Thursday, February 15

I'm Losing Her...

I'm losing my baby girl.

I always knew she was her Daddy's girl. They have a special bond I could never duplicate. She sees me all day; I'm old news. I'm big and immobile; the Daddy can get down on his hands and knees and play. I do most the disciplining since I'm with her most. All these things contribute to her preference for the Daddy over me. Except at night. She has always pushed the Daddy away and wanted me to put her to bed. This is partly why I never encouraged weaning. I always said I'd let her decide when she was ready to stop. I loved being the Chosen One for one small part of the day. Yet, in the back of my head, I knew this time was coming...

The past two nights, my baby girl has pushed me away and clung to the Daddy at bedtime. We've tried this before - thinking it would be good preparation for when the new baby boy comes. She has always gone willingly to the rocking chair with the Daddy, but then, upon discovering it wasn't playtime, would scream and cry for the Mommy. Which made my heart swell. The past two nights, she has not. My heart has deflated. She has successfully gone to sleep with the Daddy. I am no longer the Chosen One.

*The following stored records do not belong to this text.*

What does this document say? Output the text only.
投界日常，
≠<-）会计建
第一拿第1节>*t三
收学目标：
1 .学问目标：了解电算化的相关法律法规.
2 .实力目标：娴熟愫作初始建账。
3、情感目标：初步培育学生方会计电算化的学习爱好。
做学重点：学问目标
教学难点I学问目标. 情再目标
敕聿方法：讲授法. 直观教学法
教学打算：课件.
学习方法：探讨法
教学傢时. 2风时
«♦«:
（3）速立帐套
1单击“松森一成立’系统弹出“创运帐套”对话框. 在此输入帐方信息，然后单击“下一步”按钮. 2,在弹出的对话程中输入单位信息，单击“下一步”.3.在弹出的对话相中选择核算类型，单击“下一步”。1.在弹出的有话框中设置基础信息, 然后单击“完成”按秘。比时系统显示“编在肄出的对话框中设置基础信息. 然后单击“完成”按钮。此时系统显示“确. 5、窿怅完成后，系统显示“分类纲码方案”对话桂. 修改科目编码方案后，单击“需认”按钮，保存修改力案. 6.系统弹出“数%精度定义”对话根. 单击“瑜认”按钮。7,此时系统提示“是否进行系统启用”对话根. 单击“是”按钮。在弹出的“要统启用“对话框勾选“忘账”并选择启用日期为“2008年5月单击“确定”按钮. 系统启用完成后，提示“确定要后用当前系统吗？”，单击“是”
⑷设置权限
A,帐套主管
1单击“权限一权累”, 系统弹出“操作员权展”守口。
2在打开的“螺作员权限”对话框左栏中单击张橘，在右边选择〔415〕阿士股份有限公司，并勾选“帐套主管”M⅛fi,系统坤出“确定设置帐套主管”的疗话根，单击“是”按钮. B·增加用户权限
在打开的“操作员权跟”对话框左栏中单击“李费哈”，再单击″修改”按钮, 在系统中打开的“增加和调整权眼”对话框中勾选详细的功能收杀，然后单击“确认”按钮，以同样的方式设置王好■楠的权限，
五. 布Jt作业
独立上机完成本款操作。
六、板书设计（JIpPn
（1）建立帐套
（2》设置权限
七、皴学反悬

I always knew they grew up too fast, but this is ridiculous. She's not even two yet and I want my baby girl back.

3 comments:

ashley said...

I was waiting to comment until a moment of inspiration hit and I had something amazingly encouraging to say. However... Nothing has come and I don't want you to think I don't care! I wish I knew what you were going through so I could say "It's okay"... but I don't really know that, and it seems silly to say something just for the sake of saying something. Soooo.... here's a virtual hug. *HUG*

Beth @ The Natural Mommy said...

Thanks Ashley! Sigh, baby girls have to grow up. It's just a part of life. Though, I did watch Tuck Everlasting the other night and that posed some interesting thoughts... Of course, for Christians, there really is no debate. Why delay eternity with Christ?

Dave and Ruth said...

Speaking on behalf of "the Daddy" I can only say how wonderful it is when we can finally put our children to sleep. You know what I mean. I DID NOT MEAN "put to sleep" like you might put your pet dog to sleep! I meant, being able to comfort your child and have them feel so relaxed that they could fall asleep in your arms. I better stop before I choke on the foot in my mouth.